Qwen-Image is a 20B model with a 16.58 GB text encoder — it is the heaviest image model in this Apple line-up. On a 48 GB M4 Max (~32 GB addressable safe) the 6-bit mirror fits but with less slack than on a 64 GB Mac, and the on-the-fly -q 8 path (~30 GB-class) pushes the safe ceiling — stick to the 6-bit mirror or drop to the lighter -q 4 (~15 GB) if you hit pressure. On a 16 GB Mac the 6-bit weights won't fit at all; you must use -q 4 and even then it is tight — watch Activity Monitor's Memory-Pressure gauge and add --low-ram. If you are running the 6-bit build and macOS still reports memory pressure, you can nudge the GPU's wired limit up with sudo sysctl iogpu.wired_limit_mb=<MB> (macOS Sonoma 14 / Sequoia 15+; older macOS uses debug.iogpu.wired_limit in bytes), leaving 8–16 GB of headroom for the OS — the setting is temporary and resets on reboot. Note this does not unlock the full-precision ~58 GB build: even a raised wired limit on a 48 GB Mac cannot address 58 GB of weights, so a quantized build is mandatory here.

bf16-style precision errors or unexpectedly slow generation

mflux handles dtype internally on MLX, so you should not hit the bf16-breaks-on-MPS pitfall that affects hand-rolled PyTorch-MPS pipelines. If generation is slower than expected, confirm you used the pre-quantized 6-bit mirror or passed -q 6/-q 4 — attempting the full-precision ~58 GB weights simply will not fit a 48 GB Mac's addressable pool and pushes macOS into swapping. Qwen-Image is also inherently slower than FLUX.1/Z-Image at the same resolution because of its size; lower --width/--height or --steps if you need faster iteration.
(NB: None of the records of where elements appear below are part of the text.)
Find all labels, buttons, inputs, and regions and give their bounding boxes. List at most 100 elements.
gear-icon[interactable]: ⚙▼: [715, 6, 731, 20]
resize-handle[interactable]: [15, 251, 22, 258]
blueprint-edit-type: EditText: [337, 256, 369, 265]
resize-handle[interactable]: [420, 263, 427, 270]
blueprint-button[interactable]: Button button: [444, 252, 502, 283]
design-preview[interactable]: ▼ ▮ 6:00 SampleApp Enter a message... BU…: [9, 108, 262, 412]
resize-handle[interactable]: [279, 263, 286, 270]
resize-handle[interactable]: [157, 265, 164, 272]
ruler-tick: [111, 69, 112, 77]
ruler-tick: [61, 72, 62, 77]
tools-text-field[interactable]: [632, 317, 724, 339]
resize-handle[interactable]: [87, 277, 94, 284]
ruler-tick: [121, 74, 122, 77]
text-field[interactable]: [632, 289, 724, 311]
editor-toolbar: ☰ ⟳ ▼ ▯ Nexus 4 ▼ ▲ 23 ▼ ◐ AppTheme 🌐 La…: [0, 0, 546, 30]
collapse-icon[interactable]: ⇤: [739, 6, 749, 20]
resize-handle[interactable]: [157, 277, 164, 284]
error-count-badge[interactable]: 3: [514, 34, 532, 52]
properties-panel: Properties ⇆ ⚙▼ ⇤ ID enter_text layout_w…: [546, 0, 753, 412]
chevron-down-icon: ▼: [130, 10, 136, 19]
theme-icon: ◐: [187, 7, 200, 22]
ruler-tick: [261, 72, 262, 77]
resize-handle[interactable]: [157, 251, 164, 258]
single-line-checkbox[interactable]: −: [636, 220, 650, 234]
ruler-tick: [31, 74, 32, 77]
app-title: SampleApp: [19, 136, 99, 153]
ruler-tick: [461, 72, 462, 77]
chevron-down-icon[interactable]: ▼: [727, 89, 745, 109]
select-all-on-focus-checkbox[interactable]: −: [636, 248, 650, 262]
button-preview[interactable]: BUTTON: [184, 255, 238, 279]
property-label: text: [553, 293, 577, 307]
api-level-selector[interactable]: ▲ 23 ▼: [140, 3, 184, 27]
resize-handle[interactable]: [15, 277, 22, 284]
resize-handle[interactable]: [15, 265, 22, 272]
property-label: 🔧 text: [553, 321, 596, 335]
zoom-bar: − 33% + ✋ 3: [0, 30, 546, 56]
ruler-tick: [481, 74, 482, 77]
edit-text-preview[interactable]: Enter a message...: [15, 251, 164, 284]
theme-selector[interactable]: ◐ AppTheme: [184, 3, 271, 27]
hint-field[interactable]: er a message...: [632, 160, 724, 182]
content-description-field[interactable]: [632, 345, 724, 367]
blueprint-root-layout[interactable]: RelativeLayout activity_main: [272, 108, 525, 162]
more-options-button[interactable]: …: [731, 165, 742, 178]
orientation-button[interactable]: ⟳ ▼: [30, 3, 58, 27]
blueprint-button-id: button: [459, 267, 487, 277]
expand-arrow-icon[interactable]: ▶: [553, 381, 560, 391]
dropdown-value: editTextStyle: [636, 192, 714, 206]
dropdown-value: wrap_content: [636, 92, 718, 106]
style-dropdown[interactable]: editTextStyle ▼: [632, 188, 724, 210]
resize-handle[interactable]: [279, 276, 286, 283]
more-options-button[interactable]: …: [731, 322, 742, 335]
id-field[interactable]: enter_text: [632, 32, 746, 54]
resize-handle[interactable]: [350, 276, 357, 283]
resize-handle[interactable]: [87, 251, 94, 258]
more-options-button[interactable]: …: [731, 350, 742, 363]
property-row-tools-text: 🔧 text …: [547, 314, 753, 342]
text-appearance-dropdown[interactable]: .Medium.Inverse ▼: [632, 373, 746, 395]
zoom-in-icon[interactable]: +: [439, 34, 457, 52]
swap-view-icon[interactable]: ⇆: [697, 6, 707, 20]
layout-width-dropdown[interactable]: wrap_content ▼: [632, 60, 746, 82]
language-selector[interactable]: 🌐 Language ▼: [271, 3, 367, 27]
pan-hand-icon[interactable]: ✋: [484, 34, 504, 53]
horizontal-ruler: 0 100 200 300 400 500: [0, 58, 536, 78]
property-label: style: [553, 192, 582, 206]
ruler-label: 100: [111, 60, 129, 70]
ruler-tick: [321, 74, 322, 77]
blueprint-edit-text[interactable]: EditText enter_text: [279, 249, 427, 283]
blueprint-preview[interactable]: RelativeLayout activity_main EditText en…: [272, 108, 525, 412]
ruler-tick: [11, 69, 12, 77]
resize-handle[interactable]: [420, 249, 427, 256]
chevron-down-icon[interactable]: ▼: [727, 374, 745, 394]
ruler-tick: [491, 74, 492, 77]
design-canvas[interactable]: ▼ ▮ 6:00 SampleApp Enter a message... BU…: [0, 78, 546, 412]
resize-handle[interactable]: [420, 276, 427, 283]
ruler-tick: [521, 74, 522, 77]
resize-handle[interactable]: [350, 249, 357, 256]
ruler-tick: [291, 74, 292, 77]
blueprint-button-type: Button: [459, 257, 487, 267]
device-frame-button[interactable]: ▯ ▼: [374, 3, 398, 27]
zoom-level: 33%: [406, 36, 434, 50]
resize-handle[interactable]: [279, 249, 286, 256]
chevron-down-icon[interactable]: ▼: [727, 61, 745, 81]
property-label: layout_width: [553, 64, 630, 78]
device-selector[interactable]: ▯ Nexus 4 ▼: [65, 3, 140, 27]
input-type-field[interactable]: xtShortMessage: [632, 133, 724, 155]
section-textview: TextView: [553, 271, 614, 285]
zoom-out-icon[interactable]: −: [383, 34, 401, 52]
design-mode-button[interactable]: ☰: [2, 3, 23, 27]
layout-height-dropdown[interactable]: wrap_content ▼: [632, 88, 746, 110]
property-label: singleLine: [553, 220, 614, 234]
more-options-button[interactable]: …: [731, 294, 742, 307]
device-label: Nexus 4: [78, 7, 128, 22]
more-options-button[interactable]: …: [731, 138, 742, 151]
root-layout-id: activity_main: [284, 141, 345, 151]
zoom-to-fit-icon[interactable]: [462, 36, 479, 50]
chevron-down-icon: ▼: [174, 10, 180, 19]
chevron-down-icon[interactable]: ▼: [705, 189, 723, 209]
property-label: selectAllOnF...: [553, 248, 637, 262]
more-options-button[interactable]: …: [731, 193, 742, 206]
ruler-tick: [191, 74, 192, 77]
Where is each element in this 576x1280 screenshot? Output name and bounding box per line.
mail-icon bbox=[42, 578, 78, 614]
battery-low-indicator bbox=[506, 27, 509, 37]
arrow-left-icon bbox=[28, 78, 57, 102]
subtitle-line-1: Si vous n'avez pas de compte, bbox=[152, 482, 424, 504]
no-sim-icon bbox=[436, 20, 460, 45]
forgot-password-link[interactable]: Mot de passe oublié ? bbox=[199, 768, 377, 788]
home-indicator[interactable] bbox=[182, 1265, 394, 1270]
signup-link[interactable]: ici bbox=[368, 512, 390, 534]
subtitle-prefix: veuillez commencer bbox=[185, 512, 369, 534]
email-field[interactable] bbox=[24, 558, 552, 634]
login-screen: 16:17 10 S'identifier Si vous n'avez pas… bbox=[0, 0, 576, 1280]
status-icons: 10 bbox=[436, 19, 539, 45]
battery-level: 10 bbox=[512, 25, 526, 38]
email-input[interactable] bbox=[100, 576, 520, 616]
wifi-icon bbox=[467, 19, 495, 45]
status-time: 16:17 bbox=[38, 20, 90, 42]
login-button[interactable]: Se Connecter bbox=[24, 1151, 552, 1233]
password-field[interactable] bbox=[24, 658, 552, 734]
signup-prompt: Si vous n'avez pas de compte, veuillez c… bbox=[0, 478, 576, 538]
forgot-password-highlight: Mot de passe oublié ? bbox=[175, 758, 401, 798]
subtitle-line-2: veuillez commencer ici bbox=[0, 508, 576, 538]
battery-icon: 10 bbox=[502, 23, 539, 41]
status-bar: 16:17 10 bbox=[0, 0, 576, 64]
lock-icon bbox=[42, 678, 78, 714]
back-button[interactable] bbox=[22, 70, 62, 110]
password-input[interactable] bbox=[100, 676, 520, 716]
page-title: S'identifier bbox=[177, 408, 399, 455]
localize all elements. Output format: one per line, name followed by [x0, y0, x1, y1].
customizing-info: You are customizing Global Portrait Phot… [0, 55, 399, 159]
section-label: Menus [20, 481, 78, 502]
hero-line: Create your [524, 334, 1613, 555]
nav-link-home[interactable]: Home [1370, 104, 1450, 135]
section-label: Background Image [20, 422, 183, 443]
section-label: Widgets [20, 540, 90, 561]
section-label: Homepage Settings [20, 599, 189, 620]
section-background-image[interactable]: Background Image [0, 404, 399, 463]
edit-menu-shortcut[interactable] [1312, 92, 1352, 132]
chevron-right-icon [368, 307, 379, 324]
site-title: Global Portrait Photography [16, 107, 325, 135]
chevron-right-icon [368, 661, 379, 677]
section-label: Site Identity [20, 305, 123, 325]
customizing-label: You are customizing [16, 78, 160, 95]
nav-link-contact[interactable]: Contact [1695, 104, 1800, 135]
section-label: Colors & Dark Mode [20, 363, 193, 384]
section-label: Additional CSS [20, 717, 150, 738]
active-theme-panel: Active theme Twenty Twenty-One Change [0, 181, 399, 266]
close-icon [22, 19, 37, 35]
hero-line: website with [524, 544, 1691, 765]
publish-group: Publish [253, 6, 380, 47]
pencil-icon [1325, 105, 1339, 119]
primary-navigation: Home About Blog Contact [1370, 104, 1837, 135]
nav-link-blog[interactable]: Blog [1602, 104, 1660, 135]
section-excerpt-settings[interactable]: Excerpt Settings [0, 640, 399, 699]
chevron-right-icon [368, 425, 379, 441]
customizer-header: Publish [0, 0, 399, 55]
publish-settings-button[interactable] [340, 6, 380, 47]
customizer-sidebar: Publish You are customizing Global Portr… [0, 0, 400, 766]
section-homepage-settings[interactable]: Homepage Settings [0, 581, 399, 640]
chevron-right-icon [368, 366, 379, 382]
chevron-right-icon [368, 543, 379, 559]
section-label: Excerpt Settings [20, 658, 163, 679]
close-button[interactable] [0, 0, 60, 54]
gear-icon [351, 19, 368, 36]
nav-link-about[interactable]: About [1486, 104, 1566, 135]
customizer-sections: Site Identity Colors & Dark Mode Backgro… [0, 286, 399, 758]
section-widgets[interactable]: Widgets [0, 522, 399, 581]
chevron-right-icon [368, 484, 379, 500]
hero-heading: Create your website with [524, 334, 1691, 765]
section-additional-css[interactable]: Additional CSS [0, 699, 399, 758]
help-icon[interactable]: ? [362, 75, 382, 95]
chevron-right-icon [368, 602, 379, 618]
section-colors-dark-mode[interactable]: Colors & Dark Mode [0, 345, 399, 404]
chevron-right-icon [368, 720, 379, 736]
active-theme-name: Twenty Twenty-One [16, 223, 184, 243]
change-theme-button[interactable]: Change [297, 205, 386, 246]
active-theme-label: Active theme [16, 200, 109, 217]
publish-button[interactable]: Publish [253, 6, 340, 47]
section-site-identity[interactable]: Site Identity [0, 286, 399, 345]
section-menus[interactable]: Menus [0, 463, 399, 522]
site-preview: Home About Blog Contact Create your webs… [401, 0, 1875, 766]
Confirming Qwen-Image and not a different "Qwen" model

The mflux entry point is mflux-generate-qwen and the canonical weights are Qwen/Qwen-Image (the 6-bit mirror is filipstrand/Qwen-Image-mflux-6bit). This is the text-to-image diffusion model — distinct from the Qwen language models (Qwen3, Qwen2.5-VL) and from Qwen-Image-Edit (the image-editing sibling). For pure text-to-image on this Mac, use the commands above.

No other widely-reported issues. Report problems via the submission form.

common questions
How much VRAM does Qwen-Image need?

About 23 GB — the minimum this recipe targets.

Which GPUs is Qwen-Image tested on?

Apple M4 Max (48 GB).

How hard is this setup?

Intermediate — follow the steps above.